TWEEDSMUIR PARISH HISTORY.

5.2.1. Fruid Castle - Site of.

Image on right shows the head of Fruid Reservoir looking East.  The sloping hill on right is Strawberry Hill.   The houses shown are those that replaced the Fruid and Carterhope farms that were flooded during the construction of the reservoir in the sixties.   The site of Fruid castle was also flooded at this time.   Carterhope farm was run by the Monks of Melrose in the 13th/15th centuries during the occupation of Fruid Castle by the Frasers - see page 26 Hopecarton and Carterhope the Valleyof the Carts.   The farm was also prominent during the Covenanting era of the 17th century - more about this on page 9. Covenanters in Upper Tweed.

 

By the eighteenth century there were only vestiges of the castle(1).   The precise location of the nearby chapel and burial ground site is unclear, however the location of the Fruid Castle site is much more definite.  A survey of the area in 1821 by William Blackadder(2) shows the "castle in ruins" straddling the Fernhope Burn immediately east of the Fruid farm house, see image above.   The close proximity of the Fruid farm building to the castle site does suggest that perhaps stones from the castle were used in the construction of the farm building?  The image also shows Carterhope farm beside the trackway shown as road to Moffat.   The Blackadder survey held by H.E.S. was not digitalised until early 2018 - the Editor of this website paid for this to be done and was hence the first to download it!

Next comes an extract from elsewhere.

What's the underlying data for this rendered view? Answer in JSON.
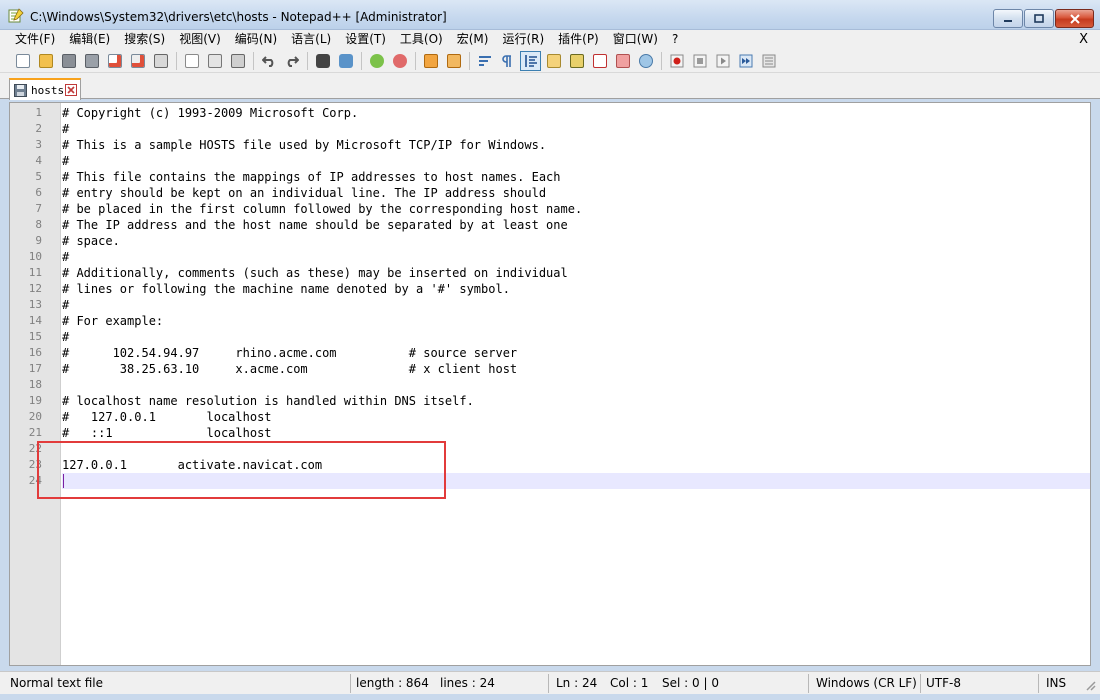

The Rev. W.S. Crockett, the Minister of Tweedsmuir from 1894 until 1945, quoted by George Burnett(3) noted the following about the site of Fraser Castle "can be easily traced behind the present day farm steading overshadowed by a cluster of gallant beeches, where in my time, herons reared their young. A winsome spot it is, with the mighty Hartfell closing its southern flank, and the Fern Hope burn, one of the sweetest hill streams in Upper Tweeddale, purling past the farmhouse door." 

The Blackadder survey and the comments by the Rev. W. S. Crockett are the only references to the actual site of Fruid Castle that I have found.  The above map shows the Fernhope burn that is also mentioned by the Rev. Crockett.   This is a vital source of information as the Fernhope burn is tilll there flowing into the reservoir thus giving an approximate location of the castle ruins. 

 

Certainly by c1960 there could not have been even a vestige of the site as it was regrettably not included in the RCAHMS survey of the area.   However, this omission has been rectified by Historic Environment Scotland as it is now on their online archive Canmore as ID 49742 and also on ID 709976.   The location shown on the map on Canmore is  NT 1065 1803. see Canmore map on left.  This is further south than one would have thought bearing in mind the location of the Fernhope burn and also the recorded site of the Fruid Farm prior to flooding.   The OS 1945-1947 one inch map shows the farm at approximately 1080 1830. - see OS map above.   The map also shows the trig point on the summit of Strawberry Hill - which could be of assistance in locating the site.   It is also unfortunate that at this time that it would appear that Clan Fraser  - both Fraser Clans - were unaware of the significance of this site to the heritage of the clan.  Otherwise, I am sure that they would have done something about it before the castle site was flooded by the construction of the Fruid reservoir in the 1960s.   Apart from the castle the chapel/burial ground was flooded - the burial ground must have included many Frasers. 

The next time when there are very low water levels in the Fruid reservoir it is hoped that an investigation into the Fraser castle site can be made.   This will hopefully reveal that there are some stones of the castle that can, with the permission and support of the Frasers, be recovered.   These remnants being made into a small monument nearby - similar to that of the  Hawkshaw castle Porteous Clan site.   Even without the stones I feel that a small monument with interpretation board, that could also include information on the Fruid Chapel and burial ground, is called for.  Thanks to the Rev. Crockett we know that the castle site was adjacent to a stand of beech trees.  The sawn off stumps of these trees should become visible as the water level drops and hopefully they can be identified as being beech.    It should be noted that the sawn off stumps of the trees adjacent to the Hawkshaw farm were found to be well preserved when they appeared at low water level in 2004 - see below.

References.

1)  Muchet, Thomas, Rev; The 1791-1799 Statistical Account for Scotland, EB Publishing, Edinburgh, 1979. pp911-914.

2) Historic Environment Scotland; Survey of Tweedsmuir and Meggat Estates, Wm. Blackadder, 1821.

3)  Burnett, George; Companion to Tweed, Methuen, London, 1938. p15.